The US movie-maker was joined by Disney and Sony, with premieres of animation Turning Red and Marvel adaptation Morbius also being withdrawn.
Netflix, a fairly new entrant in Russia, has suspended its service in the country and put all “future projects” on pause.
All companies said their decisions were based on the “humanitarian crisis” in Ukraine, rather than as a result of sanctions that have been imposed.
Finance
Payment giants Visa, Mastercard, American Express and PayPal are pulling out of the Russian market in protest.
Russian banks have, however, already downplayed the impact of the announcements on their clients.
Sberbank, for example, said that Visa and Mastercard-branded cards would continue to work on Russian territory because all payments in Russia are made through a national system.
However, domestically issued cards won’t work abroad, and foreign-issued ones won’t work inside the country.
US investment bank Goldman Sachs has said it is closing its operations in Russia, becoming the first Wall Street bank to pull out. The bank said it was doing so in compliance with regulatory and licensing requirements.
Cars
Jaguar Land Rover, General Motors, Aston Martin and Rolls-Royce are among the car-makers that have halted deliveries of vehicles to Russia due to the conflict, while construction equipment manufacturer JCB has paused all operations.
Cars are the biggest UK export to Russia, but still only 1% of UK cars went to Russia last year.
So any decision to stop exporting won’t be particularly costly, and will have been made easier by nagging concerns over whether or not payments will arrive, says investment analyst Russ Mould.
Transporting cars to Russia could prove difficult anyway, with the world’s two largest cargo shipping companies, MSC and Maersk, suspending routes to and from Russia, except for food, medical and humanitarian supply deliveries.
Which firms remain?
While the flood of announcements from companies stepping back goes on, there are calls for more to join them.
Attention has turned to big food firms like Burger King who have condemned Russia’s actions and have pledged support for Ukraine, but are yet to pull out.
Some firms will also find it much harder to extricate themselves, even if pressure mounts in the coming days and weeks.
In retaliation against sanctions introduced by Western countries, Moscow has banned the sale of Russian assets.

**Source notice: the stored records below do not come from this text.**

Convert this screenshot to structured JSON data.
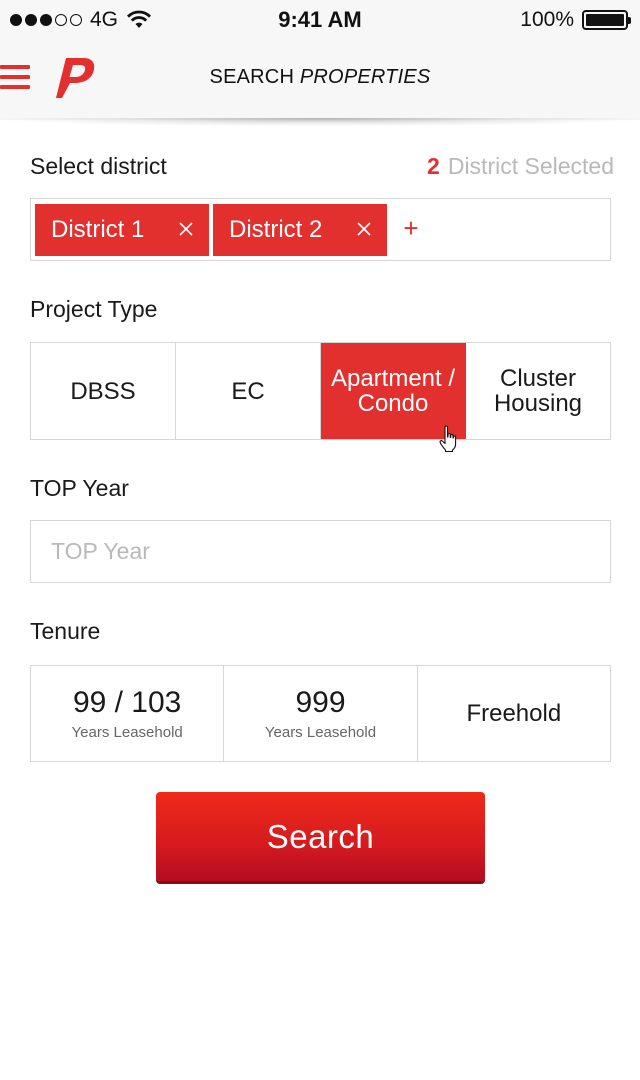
{
  "status_bar": {
    "carrier": "4G",
    "time": "9:41 AM",
    "battery": "100%"
  },
  "nav": {
    "title_regular": "SEARCH",
    "title_italic": "PROPERTIES",
    "brand_color": "#e2302f"
  },
  "district": {
    "label": "Select district",
    "count": "2",
    "count_text": "District Selected",
    "chips": [
      "District 1",
      "District 2"
    ],
    "add_symbol": "+"
  },
  "project_type": {
    "label": "Project Type",
    "options": [
      "DBSS",
      "EC",
      "Apartment / Condo",
      "Cluster Housing"
    ],
    "selected": "Apartment / Condo"
  },
  "top_year": {
    "label": "TOP Year",
    "placeholder": "TOP Year",
    "value": ""
  },
  "tenure": {
    "label": "Tenure",
    "options": [
      {
        "value": "99 / 103",
        "sub": "Years Leasehold"
      },
      {
        "value": "999",
        "sub": "Years Leasehold"
      },
      {
        "value": "Freehold",
        "sub": ""
      }
    ]
  },
  "search_button": {
    "label": "Search"
  }
}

So firms that, in recent years, have been encouraged to establish a presence in Russia are “locked in” with local businesses, staff and supply chains.
Marks & Spencer, for example, has 48 shops in Russia but they are operated by a Turkish franchise company called FiBA. M&S has said it is suspending shipments of its goods to FiBA’s Russian business, but the shops in the country remain open.

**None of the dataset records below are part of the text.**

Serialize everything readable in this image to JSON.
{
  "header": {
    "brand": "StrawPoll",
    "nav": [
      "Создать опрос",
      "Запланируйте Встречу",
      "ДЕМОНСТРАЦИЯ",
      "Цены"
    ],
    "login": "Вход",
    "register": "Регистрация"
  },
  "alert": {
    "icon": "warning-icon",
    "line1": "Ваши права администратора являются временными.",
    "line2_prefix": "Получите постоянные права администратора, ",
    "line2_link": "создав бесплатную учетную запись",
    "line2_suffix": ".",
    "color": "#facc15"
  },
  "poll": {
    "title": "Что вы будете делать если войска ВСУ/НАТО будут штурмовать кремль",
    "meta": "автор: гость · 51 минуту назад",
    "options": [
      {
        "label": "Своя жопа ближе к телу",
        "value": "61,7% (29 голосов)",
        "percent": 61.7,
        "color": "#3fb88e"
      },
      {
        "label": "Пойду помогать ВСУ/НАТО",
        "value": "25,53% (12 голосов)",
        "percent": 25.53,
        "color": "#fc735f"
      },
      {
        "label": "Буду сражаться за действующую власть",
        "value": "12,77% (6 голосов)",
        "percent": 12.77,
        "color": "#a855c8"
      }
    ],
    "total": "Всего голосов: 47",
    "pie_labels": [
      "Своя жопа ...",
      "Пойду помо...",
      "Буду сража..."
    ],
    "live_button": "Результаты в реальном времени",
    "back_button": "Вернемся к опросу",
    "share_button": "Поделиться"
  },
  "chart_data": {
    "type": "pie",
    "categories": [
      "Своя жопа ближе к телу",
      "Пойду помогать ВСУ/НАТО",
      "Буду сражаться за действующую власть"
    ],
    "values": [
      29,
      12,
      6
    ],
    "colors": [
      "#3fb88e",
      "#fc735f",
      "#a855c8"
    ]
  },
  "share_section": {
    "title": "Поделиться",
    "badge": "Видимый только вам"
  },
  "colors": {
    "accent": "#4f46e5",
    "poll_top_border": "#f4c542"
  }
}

Restaurant Brands International, which owns Burger King, told the BBC its Russian outlets were operated by franchisees with which it had “long-standing legal agreements” that were not easy to change.
Yum Brands, which owns KFC and Pizza Hut, said it was suspending operations in the Russian KFC restaurants it owns, and finalising an agreement with its main franchisee to temporarily halt Pizza Hut operations.
Mr Weafer predicts it is likely that some large consumer brands may express concerns over the military conflict, but try to “ride it out”.
For instance, British American Tobacco has said it is suspending its operations in Ukraine to ensure the “safety and wellbeing” of its staff, but its work in Russia will continue. It says it is complying will all international sanctions.